Time travel feature

From Hive or Impala, you can run point in time queries for auditing and regulatory workflows on Iceberg tables. Time travel queries can be time-based or based on a snapshot ID.

Iceberg uses snapshots to access the complete set of data files in the table. A snapshot stores the state of a table. You can specify which snapshot you want to read and view the data at that timestamp. In Hive, you can expire snapshots and use projections, joins, and filters in time travel queries. In Impala, you can add expressions to the timestamps, as shown in the examples.

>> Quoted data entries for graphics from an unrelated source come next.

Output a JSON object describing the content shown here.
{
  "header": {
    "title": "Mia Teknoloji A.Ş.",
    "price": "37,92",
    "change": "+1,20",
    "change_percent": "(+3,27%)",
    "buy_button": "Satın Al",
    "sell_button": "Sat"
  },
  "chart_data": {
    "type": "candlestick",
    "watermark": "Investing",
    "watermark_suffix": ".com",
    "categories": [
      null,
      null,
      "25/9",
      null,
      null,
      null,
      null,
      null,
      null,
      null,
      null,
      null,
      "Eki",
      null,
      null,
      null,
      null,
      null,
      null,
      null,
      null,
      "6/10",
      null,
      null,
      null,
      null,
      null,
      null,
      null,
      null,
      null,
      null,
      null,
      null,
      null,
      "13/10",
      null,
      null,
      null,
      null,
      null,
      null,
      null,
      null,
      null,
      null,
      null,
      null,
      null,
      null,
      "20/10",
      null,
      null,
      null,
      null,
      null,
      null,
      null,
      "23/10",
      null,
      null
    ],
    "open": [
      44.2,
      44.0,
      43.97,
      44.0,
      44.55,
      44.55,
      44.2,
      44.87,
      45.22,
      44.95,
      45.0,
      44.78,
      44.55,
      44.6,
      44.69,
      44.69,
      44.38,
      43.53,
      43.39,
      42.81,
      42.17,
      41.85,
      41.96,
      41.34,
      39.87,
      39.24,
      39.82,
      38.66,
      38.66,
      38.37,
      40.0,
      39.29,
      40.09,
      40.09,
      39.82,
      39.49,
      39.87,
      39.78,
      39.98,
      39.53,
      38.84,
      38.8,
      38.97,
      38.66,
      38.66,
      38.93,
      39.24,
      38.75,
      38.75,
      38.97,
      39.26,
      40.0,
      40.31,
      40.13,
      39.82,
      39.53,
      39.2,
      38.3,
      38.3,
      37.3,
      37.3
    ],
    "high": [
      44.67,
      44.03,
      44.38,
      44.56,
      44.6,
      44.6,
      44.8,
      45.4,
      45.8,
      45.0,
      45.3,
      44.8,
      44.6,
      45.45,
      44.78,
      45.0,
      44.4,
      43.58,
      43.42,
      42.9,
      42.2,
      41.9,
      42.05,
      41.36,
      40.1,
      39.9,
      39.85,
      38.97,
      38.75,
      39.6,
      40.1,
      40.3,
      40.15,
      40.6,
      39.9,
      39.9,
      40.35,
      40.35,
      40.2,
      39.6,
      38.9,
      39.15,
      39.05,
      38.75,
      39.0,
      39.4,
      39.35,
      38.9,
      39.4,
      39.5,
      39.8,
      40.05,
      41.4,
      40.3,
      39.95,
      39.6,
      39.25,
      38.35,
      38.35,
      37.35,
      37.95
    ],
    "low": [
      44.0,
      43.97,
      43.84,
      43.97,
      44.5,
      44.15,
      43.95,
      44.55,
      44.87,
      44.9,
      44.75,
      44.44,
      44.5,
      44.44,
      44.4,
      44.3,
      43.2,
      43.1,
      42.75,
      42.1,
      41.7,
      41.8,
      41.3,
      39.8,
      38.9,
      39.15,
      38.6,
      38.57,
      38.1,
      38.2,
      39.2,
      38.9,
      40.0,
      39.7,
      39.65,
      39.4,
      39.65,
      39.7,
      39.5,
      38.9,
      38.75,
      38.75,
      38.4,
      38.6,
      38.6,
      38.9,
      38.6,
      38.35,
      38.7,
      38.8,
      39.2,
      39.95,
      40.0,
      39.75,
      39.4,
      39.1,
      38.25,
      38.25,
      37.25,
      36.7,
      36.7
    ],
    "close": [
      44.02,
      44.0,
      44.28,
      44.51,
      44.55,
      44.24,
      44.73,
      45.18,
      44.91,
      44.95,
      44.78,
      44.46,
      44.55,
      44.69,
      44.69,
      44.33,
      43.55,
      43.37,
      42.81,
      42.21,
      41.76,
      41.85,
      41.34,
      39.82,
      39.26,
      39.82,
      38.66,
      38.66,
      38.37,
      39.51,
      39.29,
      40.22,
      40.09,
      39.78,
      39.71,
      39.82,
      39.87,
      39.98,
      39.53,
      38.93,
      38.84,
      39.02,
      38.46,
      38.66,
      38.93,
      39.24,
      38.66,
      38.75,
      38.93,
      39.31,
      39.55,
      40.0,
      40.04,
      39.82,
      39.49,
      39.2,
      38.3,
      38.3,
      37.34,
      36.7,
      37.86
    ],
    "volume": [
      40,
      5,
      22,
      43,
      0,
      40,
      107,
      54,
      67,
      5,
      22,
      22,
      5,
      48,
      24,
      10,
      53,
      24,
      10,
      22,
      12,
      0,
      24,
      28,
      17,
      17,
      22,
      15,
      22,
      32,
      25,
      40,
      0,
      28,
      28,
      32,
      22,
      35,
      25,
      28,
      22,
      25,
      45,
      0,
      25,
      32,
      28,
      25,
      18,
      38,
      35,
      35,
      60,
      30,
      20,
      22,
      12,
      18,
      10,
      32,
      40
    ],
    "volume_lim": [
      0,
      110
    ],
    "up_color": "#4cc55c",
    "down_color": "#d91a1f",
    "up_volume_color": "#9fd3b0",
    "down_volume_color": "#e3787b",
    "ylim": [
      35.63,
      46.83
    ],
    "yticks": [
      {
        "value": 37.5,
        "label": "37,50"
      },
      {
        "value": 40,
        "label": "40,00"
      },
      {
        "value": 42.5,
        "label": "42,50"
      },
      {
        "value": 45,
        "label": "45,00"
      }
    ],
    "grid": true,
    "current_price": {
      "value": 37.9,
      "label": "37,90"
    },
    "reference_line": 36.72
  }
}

Snapshot storage is incremental and dependent on the frequency and scale of updates. By default, Hive and Impala use the latest snapshot. You can query an earlier snapshot of Iceberg tables to get historical information. Hive and Impala use the latest schema to query an earlier table snapshot even if it has a different schema.

Hive or Impala syntax

SELECT * FROM table_name FOR SYSTEM_TIME AS OF 'time_stamp'

SELECT * FROM table_name FOR SYSTEM_VERSION AS OF snapshot_id
  • time_stamp

    The state of the Iceberg table at the time specified by the UTC timestamp.

  • snapshot_id

    The ID of the Iceberg table snapshot from the history output.

Hive examples

SELECT * FROM t FOR SYSTEM_TIME AS OF '2021-08-09 10:35:57' LIMIT 100;

SELECT * FROM t FOR SYSTEM_VERSION AS OF 3088747670581784990 limit 100;

Impala examples

SELECT * FROM t FOR SYSTEM_TIME AS OF now() - interval 7 days;

SELECT * FROM customer_demo_iceberg FOR SYSTEM_TIME AS OF '2021-12-09 05:39:18.689000000' limit 100;

SELECT * FROM t FOR SYSTEM_VERSION AS OF 4319441858259506031 limit 5;